Im April 2018 wurde nun in Osterholz-Scharmbeck ein weiteres, so genanntes „Chapter“, oder Hochdeutsch, ein Ortsverband, ins Leben gerufen. Die Besonderheit dieser Chapter besteht darin, dass nur jeweils ein Mitglied aus einem bestimmten Fachgebiet zugelassen ist. Ein Banker, ein Elektriker, ein Bauunternehmer – oder wer sonst Interesse an einer Vernetzung hat. Die Damen und Herren treffen sich einmal wöchentlich zu einem Frühstück, wobei jedoch nicht der Kaffee im Vordergrund steht, sondern die Weitergabe von Geschäftsempfehlungen. Dabei achten die jeweiligen Chapter-Leitungen darauf, dass die Mitglieder regelmäßig und pünktlich erscheinen – wer begründet nicht kommen kann, muss sich durch einen benannten Stellvertreter vertreten lassen.
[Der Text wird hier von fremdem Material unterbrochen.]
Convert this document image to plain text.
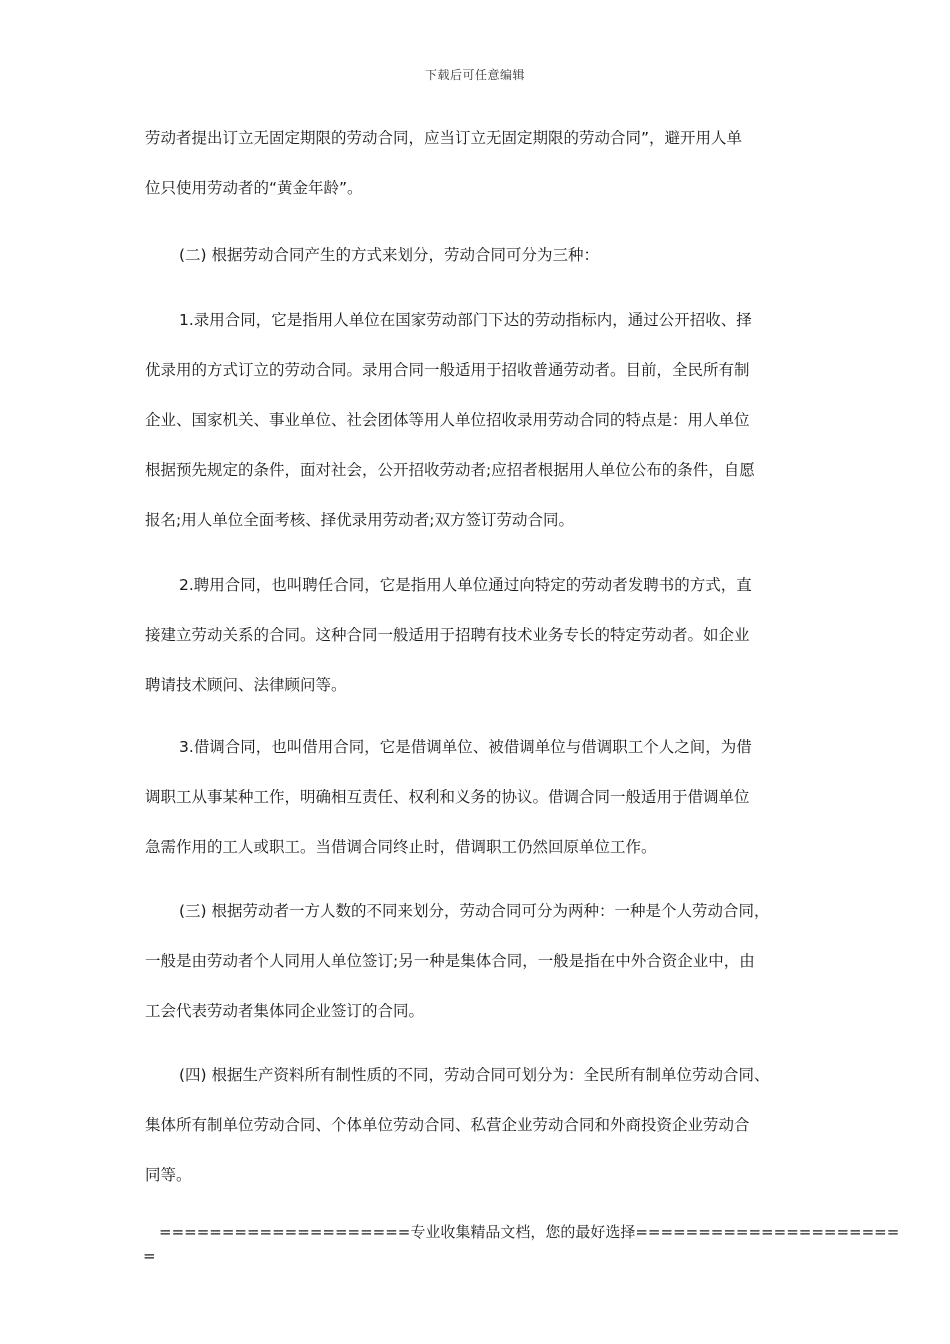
下载后可任意编辑
劳动者提出订立无固定期限的劳动合同，应当订立无固定期限的劳动合同”，避开用人单
位只使用劳动者的“黄金年龄”。
(二) 根据劳动合同产生的方式来划分，劳动合同可分为三种：
1.录用合同，它是指用人单位在国家劳动部门下达的劳动指标内，通过公开招收、择
优录用的方式订立的劳动合同。录用合同一般适用于招收普通劳动者。目前，全民所有制
企业、国家机关、事业单位、社会团体等用人单位招收录用劳动合同的特点是：用人单位
根据预先规定的条件，面对社会，公开招收劳动者;应招者根据用人单位公布的条件，自愿
报名;用人单位全面考核、择优录用劳动者;双方签订劳动合同。
2.聘用合同，也叫聘任合同，它是指用人单位通过向特定的劳动者发聘书的方式，直
接建立劳动关系的合同。这种合同一般适用于招聘有技术业务专长的特定劳动者。如企业
聘请技术顾问、法律顾问等。
3.借调合同，也叫借用合同，它是借调单位、被借调单位与借调职工个人之间，为借
调职工从事某种工作，明确相互责任、权利和义务的协议。借调合同一般适用于借调单位
急需作用的工人或职工。当借调合同终止时，借调职工仍然回原单位工作。
(三) 根据劳动者一方人数的不同来划分，劳动合同可分为两种：一种是个人劳动合同，
一般是由劳动者个人同用人单位签订;另一种是集体合同，一般是指在中外合资企业中，由
工会代表劳动者集体同企业签订的合同。
(四) 根据生产资料所有制性质的不同，劳动合同可划分为：全民所有制单位劳动合同、
集体所有制单位劳动合同、个体单位劳动合同、私营企业劳动合同和外商投资企业劳动合
同等。
====================专业收集精品文档，您的最好选择=====================
=
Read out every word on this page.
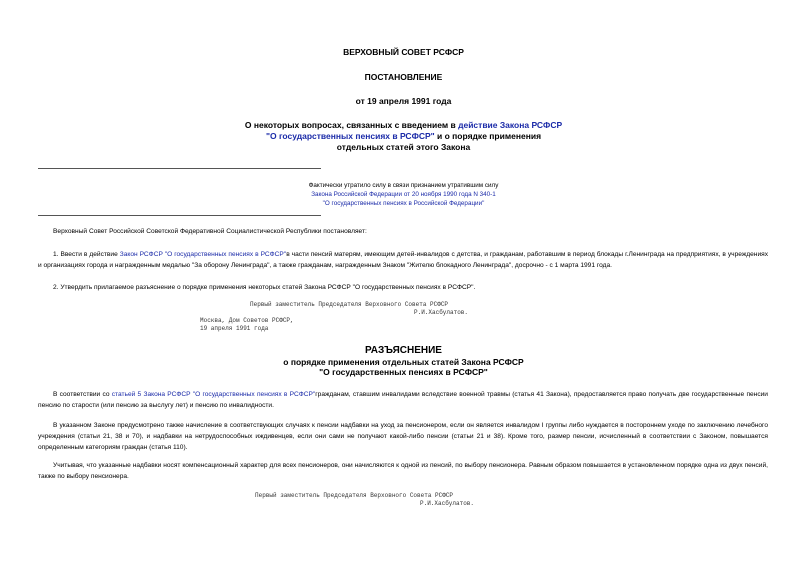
ВЕРХОВНЫЙ СОВЕТ РСФСР
ПОСТАНОВЛЕНИЕ
от 19 апреля 1991 года
О некоторых вопросах, связанных с введением в действие Закона РСФСР
"О государственных пенсиях в РСФСР" и о порядке применения
отдельных статей этого Закона
Фактически утратило силу в связи признанием утратившим силу
Закона Российской Федерации от 20 ноября 1990 года N 340-1
"О государственных пенсиях в Российской Федерации"
Верховный Совет Российской Советской Федеративной Социалистической Республики постановляет:
1. Ввести в действие Закон РСФСР "О государственных пенсиях в РСФСР"в части пенсий матерям, имеющим детей-инвалидов с детства, и гражданам, работавшим в период блокады г.Ленинграда на предприятиях, в учреждениях и организациях города и награжденным медалью "За оборону Ленинграда", а также гражданам, награжденным Знаком "Жителю блокадного Ленинграда", досрочно - с 1 марта 1991 года.
2. Утвердить прилагаемое разъяснение о порядке применения некоторых статей Закона РСФСР "О государственных пенсиях в РСФСР".
Первый заместитель Председателя Верховного Совета РСФСР
Р.И.Хасбулатов.
Москва, Дом Советов РСФСР,
19 апреля 1991 года
РАЗЪЯСНЕНИЕ
о порядке применения отдельных статей Закона РСФСР
"О государственных пенсиях в РСФСР"
В соответствии со статьей 5 Закона РСФСР "О государственных пенсиях в РСФСР"гражданам, ставшим инвалидами вследствие военной травмы (статья 41 Закона), предоставляется право получать две государственные пенсии пенсию по старости (или пенсию за выслугу лет) и пенсию по инвалидности.
В указанном Законе предусмотрено также начисление в соответствующих случаях к пенсии надбавки на уход за пенсионером, если он является инвалидом I группы либо нуждается в постороннем уходе по заключению лечебного учреждения (статьи 21, 38 и 70), и надбавки на нетрудоспособных иждивенцев, если они сами не получают какой-либо пенсии (статьи 21 и 38). Кроме того, размер пенсии, исчисленный в соответствии с Законом, повышается определенным категориям граждан (статья 110).
Учитывая, что указанные надбавки носят компенсационный характер для всех пенсионеров, они начисляются к одной из пенсий, по выбору пенсионера. Равным образом повышается в установленном порядке одна из двух пенсий, также по выбору пенсионера.
Первый заместитель Председателя Верховного Совета РСФСР
Р.И.Хасбулатов.
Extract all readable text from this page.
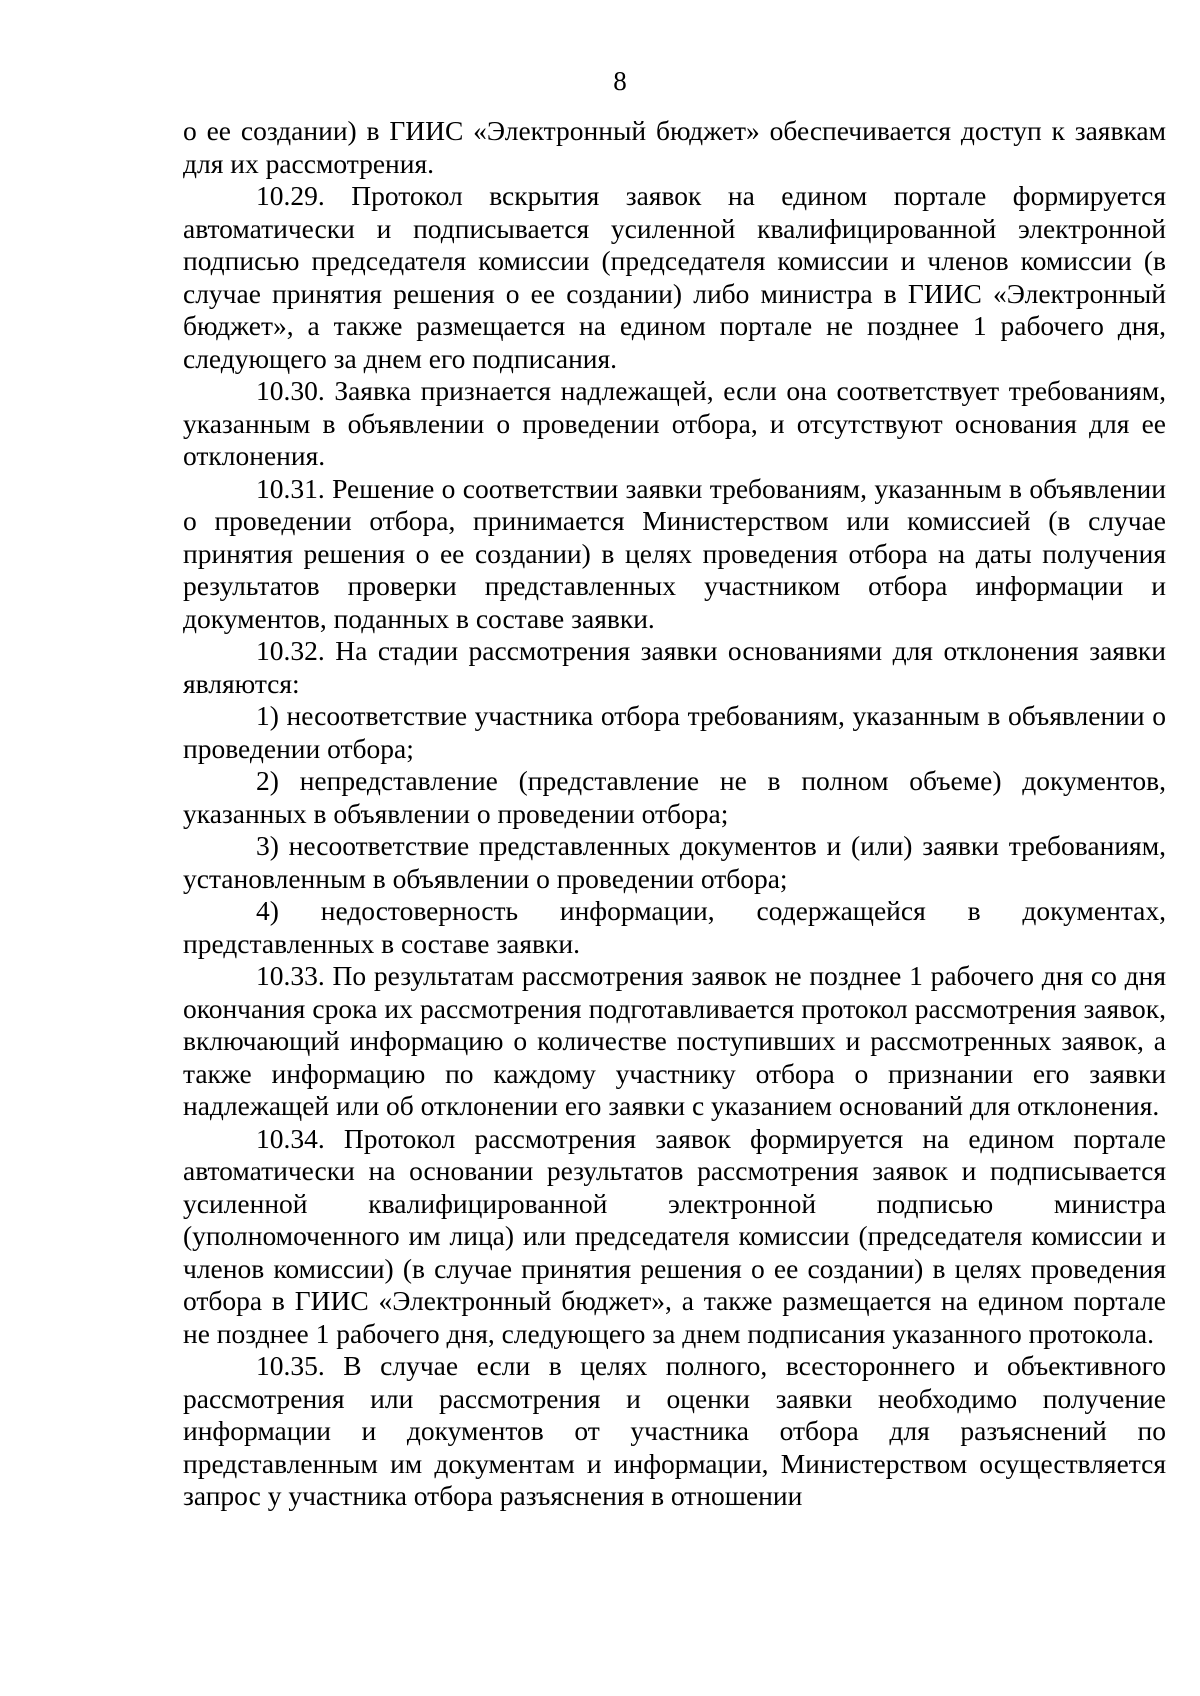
8

о ее создании) в ГИИС «Электронный бюджет» обеспечивается доступ к заявкам для их рассмотрения.

10.29. Протокол вскрытия заявок на едином портале формируется автоматически и подписывается усиленной квалифицированной электронной подписью председателя комиссии (председателя комиссии и членов комиссии (в случае принятия решения о ее создании) либо министра в ГИИС «Электронный бюджет», а также размещается на едином портале не позднее 1 рабочего дня, следующего за днем его подписания.

10.30. Заявка признается надлежащей, если она соответствует требованиям, указанным в объявлении о проведении отбора, и отсутствуют основания для ее отклонения.

10.31. Решение о соответствии заявки требованиям, указанным в объявлении о проведении отбора, принимается Министерством или комиссией (в случае принятия решения о ее создании) в целях проведения отбора на даты получения результатов проверки представленных участником отбора информации и документов, поданных в составе заявки.

10.32. На стадии рассмотрения заявки основаниями для отклонения заявки являются:

1) несоответствие участника отбора требованиям, указанным в объявлении о проведении отбора;

2) непредставление (представление не в полном объеме) документов, указанных в объявлении о проведении отбора;

3) несоответствие представленных документов и (или) заявки требованиям, установленным в объявлении о проведении отбора;

4) недостоверность информации, содержащейся в документах, представленных в составе заявки.

10.33. По результатам рассмотрения заявок не позднее 1 рабочего дня со дня окончания срока их рассмотрения подготавливается протокол рассмотрения заявок, включающий информацию о количестве поступивших и рассмотренных заявок, а также информацию по каждому участнику отбора о признании его заявки надлежащей или об отклонении его заявки с указанием оснований для отклонения.

10.34. Протокол рассмотрения заявок формируется на едином портале автоматически на основании результатов рассмотрения заявок и подписывается усиленной квалифицированной электронной подписью министра (уполномоченного им лица) или председателя комиссии (председателя комиссии и членов комиссии) (в случае принятия решения о ее создании) в целях проведения отбора в ГИИС «Электронный бюджет», а также размещается на едином портале не позднее 1 рабочего дня, следующего за днем подписания указанного протокола.

10.35. В случае если в целях полного, всестороннего и объективного рассмотрения или рассмотрения и оценки заявки необходимо получение информации и документов от участника отбора для разъяснений по представленным им документам и информации, Министерством осуществляется запрос у участника отбора разъяснения в отношении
Dadurch wird aber auch sichergestellt, dass das Mitgliedsunternehmen bei der allgemeinen Vorstellungsrunde nicht übergangen wird. Gleichzeitig beweisen die Mitglieder durch ihre frühe, pünktliche und regelmäßige Anwesenheit, dass es ihnen mit dem Netzwerken ernst ist und dass sie gewillt sind, an sie weiterempfohlene Kunden bestmöglich zu bedienen.
„Hinter den Mitgliedern eines Chapters steht ein Netzwerk. Jedes Mitglied kennt selbst weitere Personen, die wiederum viele andere Personen kennen. Dadurch erhält jedes Mitglied viele „Vertriebler“, die völlig kostenlos für das Mitglied arbeiten. Durch dieses „erweiterte Netzwerk“ werden die meisten Geschäftsempfehlungen, die jede Woche weitergegeben werden, generiert“, erläuterte Recep Divanoglu, Diplom-Ingenieur für das Bauwesen und Chapterdirector im BNI-Chapter Teufelsmoor. Und über diese Empfehlungen und die dadurch zustande gekommenen Geschäfte wird genau Buch geführt. „Man kann sagen, dass ein durchschnittliches BNI-Chapter monatlich etwas mehr als 60 Empfehlungen an seine Mitglieder weitergibt“, betonte Divanoglu. Und nicht nur Empfehlungen werden weitergegeben, auch Wissen. So unterstützen Mentoren neue BNI-Mitglieder und Workshops helfen Unternehmern unter anderem dabei, sich und ihre Dienstleistungen besser zu vermarkten.
„Unser Motto lautet „Wer gibt, gewinnt“, das sehen wir praktisch jede Woche bei unserem Unternehmerfrühstück, bei dem auch die erreichten Umsätze den Mitgliedern bekannt gegeben werden. Dadurch, dass alle Mitglieder immer alle Visitenkarten der anderen Mitglieder mit sich führen, können unsere Mitglieder ohne Zeitverzögerung korrekte Informationen weitergeben – das kann bei Geschäftskontakten entscheidend sein“, hob Divanoglu hervor.
Doch diese Mitgliedschaft ist ein gewisses Privileg. Interessierte Unternehmen bewerben sich bei einem Chapter in ihrer Nähe, dort prüft ein Mitgliedsausschuss den Aspiranten zunächst darauf, ob er oder sie mit dem jeweiligen Fachgebiet nicht bereits im Chapter vertreten ist. Nach Zahlung einer jährlichen Mitgliedsgebühr wird das Unternehmen Mitglied im BNI. Hier ist dann die wöchentliche Anwesenheit zum Frühstück und Netzwerken Pflicht. Verhält sich das BNI-Mitglied nicht regelkonform oder können die anfallenden Beträge für Workshops oder Mitgliedschaft nicht gezahlt werden, wird die Mitgliedschaft nicht verlängert. „Damit wollen wir auch einer gewissen Nachlässigkeit vorbeugen. Wir sind kein Feierabendverein zum Klönen und Trinken, sondern wollen Geschäfte machen und anderen zu Geschäften verhelfen, die ihnen ohne unsere Vermittlung nicht zugefallen wären“, machte Divanoglu deutlich.